A bit of a side ramble: Unfortunately, sometimes regarding rule 2, you already have a system where losing a single machine is a problem, and it will take time and resources to improve or replace it to the point where losing a single machine isn't a problem, so "in the meantime" you have to accept and support this.

Also, sometimes "the meantime" is very long. :-(

Also, by the time the system is improved to be more resilient, maybe you'll be working somewhere else or on something else, and, presto, you'll uncover some other horrible legacy system in your dependency chain that isn't resilient either.

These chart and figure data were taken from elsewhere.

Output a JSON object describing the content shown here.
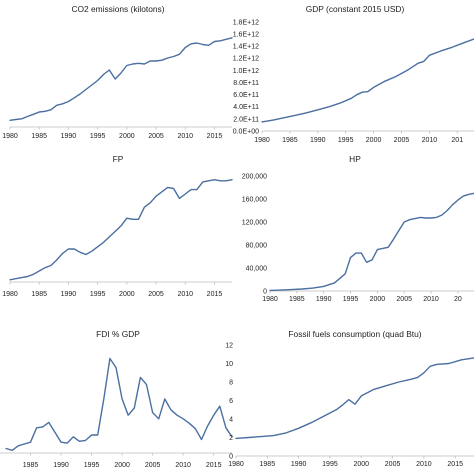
{
  "colors": {
    "line": "#4a6fa0",
    "axis": "#bdbdbd",
    "text": "#222222"
  },
  "chart_data": [
    {
      "type": "line",
      "title": "CO2 emissions (kilotons)",
      "xlabel": "",
      "ylabel": "",
      "xlim": [
        1980,
        2018
      ],
      "x_ticks": [
        "1980",
        "1985",
        "1990",
        "1995",
        "2000",
        "2005",
        "2010",
        "2015"
      ],
      "y_ticks": [
        "",
        "",
        "",
        "",
        "",
        "",
        "",
        ""
      ],
      "ylim": [
        0,
        7
      ],
      "grid": false,
      "series": [
        {
          "x": [
            1980,
            1981,
            1982,
            1983,
            1984,
            1985,
            1986,
            1987,
            1988,
            1989,
            1990,
            1991,
            1992,
            1993,
            1994,
            1995,
            1996,
            1997,
            1998,
            1999,
            2000,
            2001,
            2002,
            2003,
            2004,
            2005,
            2006,
            2007,
            2008,
            2009,
            2010,
            2011,
            2012,
            2013,
            2014,
            2015,
            2016,
            2017,
            2018
          ],
          "y": [
            0.45,
            0.5,
            0.55,
            0.7,
            0.85,
            1.0,
            1.05,
            1.15,
            1.45,
            1.55,
            1.7,
            1.95,
            2.2,
            2.5,
            2.8,
            3.1,
            3.5,
            3.8,
            3.2,
            3.6,
            4.1,
            4.2,
            4.25,
            4.2,
            4.4,
            4.4,
            4.45,
            4.6,
            4.7,
            4.85,
            5.3,
            5.55,
            5.6,
            5.5,
            5.45,
            5.7,
            5.75,
            5.85,
            5.95
          ]
        }
      ]
    },
    {
      "type": "line",
      "title": "GDP (constant 2015 USD)",
      "xlabel": "",
      "ylabel": "",
      "xlim": [
        1980,
        2018
      ],
      "x_ticks": [
        "1980",
        "1985",
        "1990",
        "1995",
        "2000",
        "2005",
        "2010",
        "201"
      ],
      "y_ticks": [
        "0.0E+00",
        "2.0E+11",
        "4.0E+11",
        "6.0E+11",
        "8.0E+11",
        "1.0E+12",
        "1.2E+12",
        "1.4E+12",
        "1.6E+12",
        "1.8E+12"
      ],
      "ylim": [
        0,
        1.8
      ],
      "grid": false,
      "series": [
        {
          "x": [
            1980,
            1982,
            1984,
            1986,
            1988,
            1990,
            1992,
            1994,
            1996,
            1997,
            1998,
            1999,
            2000,
            2002,
            2004,
            2006,
            2008,
            2009,
            2010,
            2012,
            2014,
            2016,
            2018
          ],
          "y": [
            0.15,
            0.18,
            0.22,
            0.26,
            0.3,
            0.35,
            0.4,
            0.46,
            0.54,
            0.6,
            0.64,
            0.65,
            0.72,
            0.82,
            0.9,
            1.0,
            1.12,
            1.15,
            1.25,
            1.32,
            1.38,
            1.45,
            1.52
          ]
        }
      ]
    },
    {
      "type": "line",
      "title": "FP",
      "xlabel": "",
      "ylabel": "",
      "xlim": [
        1980,
        2018
      ],
      "x_ticks": [
        "1980",
        "1985",
        "1990",
        "1995",
        "2000",
        "2005",
        "2010",
        "2015"
      ],
      "y_ticks": [
        "",
        "",
        "",
        "",
        "",
        ""
      ],
      "ylim": [
        0,
        5
      ],
      "grid": false,
      "series": [
        {
          "x": [
            1980,
            1981,
            1982,
            1983,
            1984,
            1985,
            1986,
            1987,
            1988,
            1989,
            1990,
            1991,
            1992,
            1993,
            1994,
            1995,
            1996,
            1997,
            1998,
            1999,
            2000,
            2001,
            2002,
            2003,
            2004,
            2005,
            2006,
            2007,
            2008,
            2009,
            2010,
            2011,
            2012,
            2013,
            2014,
            2015,
            2016,
            2017,
            2018
          ],
          "y": [
            0.1,
            0.15,
            0.2,
            0.25,
            0.35,
            0.5,
            0.65,
            0.75,
            1.0,
            1.3,
            1.5,
            1.5,
            1.35,
            1.25,
            1.4,
            1.6,
            1.8,
            2.05,
            2.3,
            2.55,
            2.9,
            2.85,
            2.85,
            3.4,
            3.6,
            3.9,
            4.1,
            4.3,
            4.25,
            3.8,
            4.0,
            4.2,
            4.2,
            4.55,
            4.6,
            4.65,
            4.6,
            4.6,
            4.65
          ]
        }
      ]
    },
    {
      "type": "line",
      "title": "HP",
      "xlabel": "",
      "ylabel": "",
      "xlim": [
        1980,
        2018
      ],
      "x_ticks": [
        "1980",
        "1985",
        "1990",
        "1995",
        "2000",
        "2005",
        "2010",
        "20"
      ],
      "y_ticks": [
        "0",
        "40,000",
        "80,000",
        "120,000",
        "160,000",
        "200,000"
      ],
      "ylim": [
        0,
        200000
      ],
      "grid": false,
      "series": [
        {
          "x": [
            1980,
            1982,
            1984,
            1986,
            1988,
            1990,
            1992,
            1993,
            1994,
            1995,
            1996,
            1997,
            1998,
            1999,
            2000,
            2001,
            2002,
            2003,
            2004,
            2005,
            2006,
            2007,
            2008,
            2009,
            2010,
            2011,
            2012,
            2013,
            2014,
            2015,
            2016,
            2017,
            2018
          ],
          "y": [
            1000,
            1500,
            2500,
            3500,
            5000,
            8000,
            14000,
            22000,
            30000,
            58000,
            66000,
            66000,
            50000,
            54000,
            72000,
            74000,
            76000,
            90000,
            105000,
            120000,
            124000,
            126000,
            128000,
            127000,
            127000,
            128000,
            132000,
            140000,
            150000,
            158000,
            165000,
            168000,
            170000
          ]
        }
      ]
    },
    {
      "type": "line",
      "title": "FDI % GDP",
      "xlabel": "",
      "ylabel": "",
      "xlim": [
        1980,
        2018
      ],
      "x_ticks": [
        "1985",
        "1990",
        "1995",
        "2000",
        "2005",
        "2010",
        "2015"
      ],
      "y_ticks": [
        "",
        "",
        "",
        "",
        "",
        "",
        ""
      ],
      "ylim": [
        0,
        12
      ],
      "grid": false,
      "series": [
        {
          "x": [
            1981,
            1982,
            1983,
            1984,
            1985,
            1986,
            1987,
            1988,
            1989,
            1990,
            1991,
            1992,
            1993,
            1994,
            1995,
            1996,
            1997,
            1998,
            1999,
            2000,
            2001,
            2002,
            2003,
            2004,
            2005,
            2006,
            2007,
            2008,
            2009,
            2010,
            2011,
            2012,
            2013,
            2014,
            2015,
            2016,
            2017,
            2018
          ],
          "y": [
            0.5,
            0.3,
            0.8,
            1.0,
            1.2,
            2.8,
            2.9,
            3.4,
            2.3,
            1.2,
            1.1,
            1.8,
            1.3,
            1.4,
            2.0,
            2.0,
            6.0,
            10.5,
            9.5,
            6.0,
            4.2,
            5.0,
            8.4,
            7.6,
            4.5,
            3.8,
            6.0,
            4.8,
            4.2,
            3.8,
            3.3,
            2.7,
            1.5,
            3.0,
            4.2,
            5.2,
            2.8,
            1.8
          ]
        }
      ]
    },
    {
      "type": "line",
      "title": "Fossil fuels consumption (quad Btu)",
      "xlabel": "",
      "ylabel": "",
      "xlim": [
        1980,
        2018
      ],
      "x_ticks": [
        "1980",
        "1985",
        "1990",
        "1995",
        "2000",
        "2005",
        "2010",
        "2015"
      ],
      "y_ticks": [
        "0",
        "2",
        "4",
        "6",
        "8",
        "10",
        "12"
      ],
      "ylim": [
        0,
        12
      ],
      "grid": false,
      "series": [
        {
          "x": [
            1980,
            1982,
            1984,
            1986,
            1988,
            1990,
            1992,
            1994,
            1996,
            1997,
            1998,
            1999,
            2000,
            2002,
            2004,
            2006,
            2008,
            2009,
            2010,
            2011,
            2012,
            2014,
            2016,
            2018
          ],
          "y": [
            1.9,
            2.0,
            2.1,
            2.2,
            2.5,
            3.0,
            3.6,
            4.3,
            5.0,
            5.5,
            6.1,
            5.6,
            6.5,
            7.2,
            7.6,
            8.0,
            8.3,
            8.5,
            9.0,
            9.7,
            9.9,
            10.0,
            10.4,
            10.6
          ]
        }
      ]
    }
  ]
}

It seems as if at every organization that has had computers for long enough, there is an infinite supply of legacy systems.

Point being unless you only work with brand new things that themselves only work with brand new things, you can't get out of getting decent at managing services that aren't properly "any single machine can disappear" resilient

jedberg · on Feb 24, 2017

Sure, dealing with legacy systems might mean messing with swap.

However, as pointed out elsewhere, if you're hitting swap your performance will be so bad you might as well have lost the machine.

perlgeek · on Feb 23, 2017

Doesn't that risk cascading failures?

A cluster of a few machines experiences a bunch of requests that trigger pathological memory usage. One machine OOMs, drops out. Now the rest of the cluster has to take more load, needs more memory, and increases the likelihood that the other machines also run out of memory.

scottlamb · on Feb 23, 2017

> A cluster of a few machines experiences a bunch of requests that trigger pathological memory usage. One machine OOMs, drops out. Now the rest of the cluster has to take more load, needs more memory, and increases the likelihood that the other machines also run out of memory.

A performance cliff (as you'd inevitably see while swapping) also puts you at risk of cascading failure. It might actually be better to completely drop out if the restart time is reasonably low. This is similar to GC thrashing with Java servers: many people prefer to configure their servers to suicide when GC time is over some threshold rather than try to go on as long as possible. I'm one of those people.

Better ways to avoid cascading failure are overprovisioning (RAM is pretty cheap for servers) and load shedding / graceful degradation at the application layer, coupled with care in client-side retry logic. (Avoiding accidental capacity caches, using exponential backoff on any retry.)